Until the COVID-19 pandemic hit, these efforts had been proceeding at pace. Nepal became the first country to introduce routine immunisation with IPV with Gavi support in 2014. Within five years all Gavi-supported countries had successfully completed their introductions – collectively immunising more than 112 million children.
However, the COVID-19 pandemic has set back the delivery of all routine childhood immunisations. “The big area of concern has been the jump from just under 19 million children who were categorised as zero-dose – meaning they are not receiving a single dose of routine vaccines – to more than 25 million,” said O’ Leary.
The final mile
Contained within GPEI’s new roadmap, The Polio Eradication Strategy 2022–2026, is a commitment to reverse this trend by rapidly rebuilding coverage rates in those areas where shortfalls are being recorded.
Whether GPEI and its partners can really make up enough ground to stop the transmission of wild poliovirus globally by the end of 2023, remains to be seen, but their resolve and commitment to go the final mile is unwavering.
“It’s not the first time such targets have been offered.
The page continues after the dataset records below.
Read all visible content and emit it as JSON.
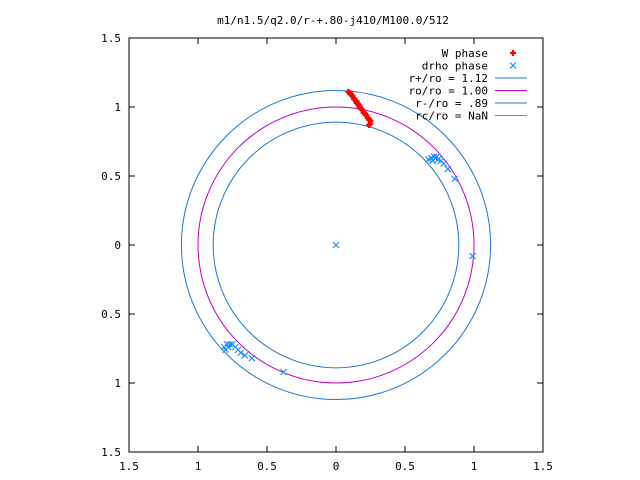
{
  "chart_data": {
    "type": "scatter",
    "title": "m1/n1.5/q2.0/r-+.80-j410/M100.0/512",
    "xlabel": "",
    "ylabel": "",
    "xlim": [
      -1.5,
      1.5
    ],
    "ylim": [
      -1.5,
      1.5
    ],
    "x_ticks": [
      "1.5",
      "1",
      "0.5",
      "0",
      "0.5",
      "1",
      "1.5"
    ],
    "y_ticks": [
      "1.5",
      "1",
      "0.5",
      "0",
      "0.5",
      "1",
      "1.5"
    ],
    "grid": false,
    "legend_position": "top-right",
    "series": [
      {
        "name": "W phase",
        "kind": "points",
        "marker": "plus",
        "color": "#ff0000",
        "points": [
          [
            0.09,
            1.11
          ],
          [
            0.1,
            1.1
          ],
          [
            0.11,
            1.09
          ],
          [
            0.12,
            1.08
          ],
          [
            0.13,
            1.06
          ],
          [
            0.14,
            1.05
          ],
          [
            0.15,
            1.04
          ],
          [
            0.15,
            1.03
          ],
          [
            0.16,
            1.02
          ],
          [
            0.17,
            1.01
          ],
          [
            0.17,
            1.0
          ],
          [
            0.18,
            0.99
          ],
          [
            0.19,
            0.98
          ],
          [
            0.2,
            0.96
          ],
          [
            0.21,
            0.95
          ],
          [
            0.22,
            0.94
          ],
          [
            0.23,
            0.92
          ],
          [
            0.24,
            0.91
          ],
          [
            0.25,
            0.9
          ],
          [
            0.25,
            0.88
          ],
          [
            0.24,
            0.87
          ]
        ]
      },
      {
        "name": "drho phase",
        "kind": "points",
        "marker": "cross",
        "color": "#1e90ff",
        "points": [
          [
            0.67,
            0.62
          ],
          [
            0.69,
            0.63
          ],
          [
            0.71,
            0.64
          ],
          [
            0.73,
            0.64
          ],
          [
            0.7,
            0.61
          ],
          [
            0.72,
            0.63
          ],
          [
            0.74,
            0.62
          ],
          [
            0.76,
            0.61
          ],
          [
            0.78,
            0.59
          ],
          [
            0.81,
            0.55
          ],
          [
            0.86,
            0.48
          ],
          [
            0.99,
            -0.08
          ],
          [
            -0.8,
            -0.76
          ],
          [
            -0.81,
            -0.74
          ],
          [
            -0.79,
            -0.72
          ],
          [
            -0.77,
            -0.72
          ],
          [
            -0.75,
            -0.72
          ],
          [
            -0.78,
            -0.74
          ],
          [
            -0.73,
            -0.74
          ],
          [
            -0.71,
            -0.76
          ],
          [
            -0.69,
            -0.78
          ],
          [
            -0.66,
            -0.8
          ],
          [
            -0.61,
            -0.82
          ],
          [
            -0.38,
            -0.92
          ],
          [
            0.0,
            0.0
          ]
        ]
      },
      {
        "name": "r+/ro = 1.12",
        "kind": "circle",
        "radius": 1.12,
        "color": "#1f78c8"
      },
      {
        "name": "ro/ro = 1.00",
        "kind": "circle",
        "radius": 1.0,
        "color": "#c000c0"
      },
      {
        "name": "r-/ro = .89",
        "kind": "circle",
        "radius": 0.89,
        "color": "#1f78c8"
      },
      {
        "name": "rc/ro = NaN",
        "kind": "circle",
        "radius": null,
        "color": "#00c0d0"
      }
    ]
  }
}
But what’s different this time around is that, in addition to mass vaccination campaigns, the initiative’s new strategy will be intensely focused on finding targeted ways to reach missed communities and take advantage of opportunities to become more integrated with other essential services,” said Seth Berkley, Gavi’s CEO. “In these communities, children are not just consistently missing out on protection from polio, they are also missing out on a whole range of other critical health interventions and other vaccines.”
If the eradication of polio is successful, it would only be the second human disease, after smallpox, to have been scrubbed from the face of Earth. “Notwithstanding all the doom and gloom with the COVID-19 pandemic and other challenges, it really is feasible – if we remain very focused on that goal,” said O’Leary. “And it absolutely requires both types of vaccine.”